Barth würde vermutlich lachen über diesen Anspruch einer zeitlosen Theologie. Um eine zeitlose Wahrheit ging es ihm nie. Er verstand Gott immer so, dass sich dieser in der konkreten Zeit offenbart. Aber er hat versucht, den Gott, von dem Paulus und die Reformatoren sprachen, zu betonen. Er sah darin eine Gegenwart, die überall gegenwärtig sein kann. Das ist etwas anderes, als Zeitlosigkeit zu beanspruchen. In der Einleitung des Römerbriefes spricht er zwar davon, den ewigen Geist der Bibel wieder zur Geltung zu bringen. Das bedeutet aber nicht, dass dieser Geist zeitlich invariant spricht, sondern dass er zu jeder Zeit sprechen kann.
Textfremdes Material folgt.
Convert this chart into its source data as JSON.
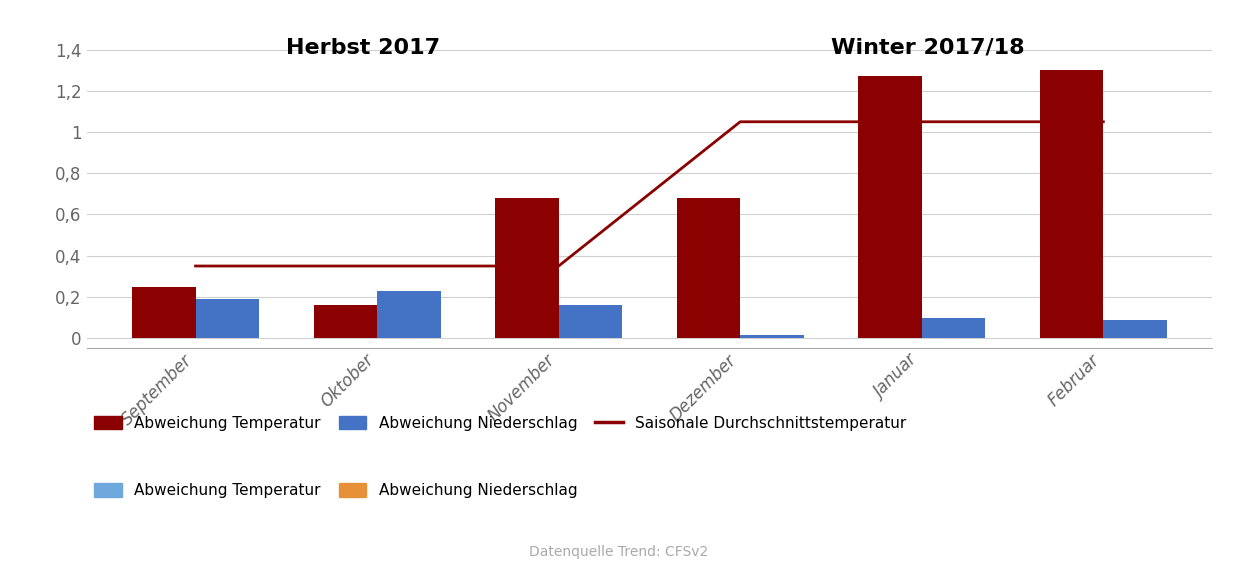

Sie beschäftigen sich wissenschaftlich auch intensiv mit Dietrich Bonhoeffer. Wo sehen Sie in seiner Theologie, in seinem Lebensweg die grössten Unterschiede zu Karl Barth? Wo gab es Berührungspunkte?

Beide verband eine enge Freundschaft, und sie haben sich immer wieder ausgetauscht. Der Einfluss von Barth auf Bonhoeffers Werk ist enorm. Beide waren sie entschiedene Menschen. Darin sind sie sich ähnlich. Bonhoeffer hat im Unterschied zu Barth allerdings fast gar keinen Humor [lacht]. Ich kann mich nicht erinnern, dass ich bei der Arbeit zu Bonhoeffer jemals gelacht hätte. Das ist bei Barth ganz anders. Er hat eine augenzwinkernde Distanz zu seiner Ernsthaftigkeit. Bonhoeffer kommt mir dagegen fast verbissen vor. Theologisch sind sie sich darin ähnlich, dass sie sagen: Gott muss zum Menschen sprechen, der Mensch kann nicht den Weg zu Gott gehen, beispielsweise mit Religion. Deshalb orientieren sich beide an Jesus Christus. Sie unterscheiden sich darin, dass Barth meint, dass menschlicher Glaube immer Religion wird. Das geht für ihn nicht anders. Dietrich Bonhoeffer ist dagegen überzeugt, dass Glaube in der Moderne auch ohne Religion möglich ist. Die Religionsbegriffe der beiden unterscheiden sich allerdings grundlegend: Für Barth ist Religion jeder Versuch des Menschen, Transzendenz auszudrücken. Bonhoeffer hat eine eingeschränktere Beschreibung von Religion und meint nicht jede Form von religiöser Praxis, sondern bezieht sich beispielsweise auf ein bestimmtes Gottesbild. 
Einig sind sie sich auch darin, dass Kirche immer auch eine politische Wirklichkeit hat. Der lutherisch geprägte Bonhoeffer musste aber theologisch lange arbeiten, um zu legitimieren, dass Kirche sich auch direkt zu politischen Fragen äussern und sich beispielsweise in Bezug auf die Verfolgung der Juden und Jüdinnen in die Politik einmischen darf. Für Barth war das einfacher.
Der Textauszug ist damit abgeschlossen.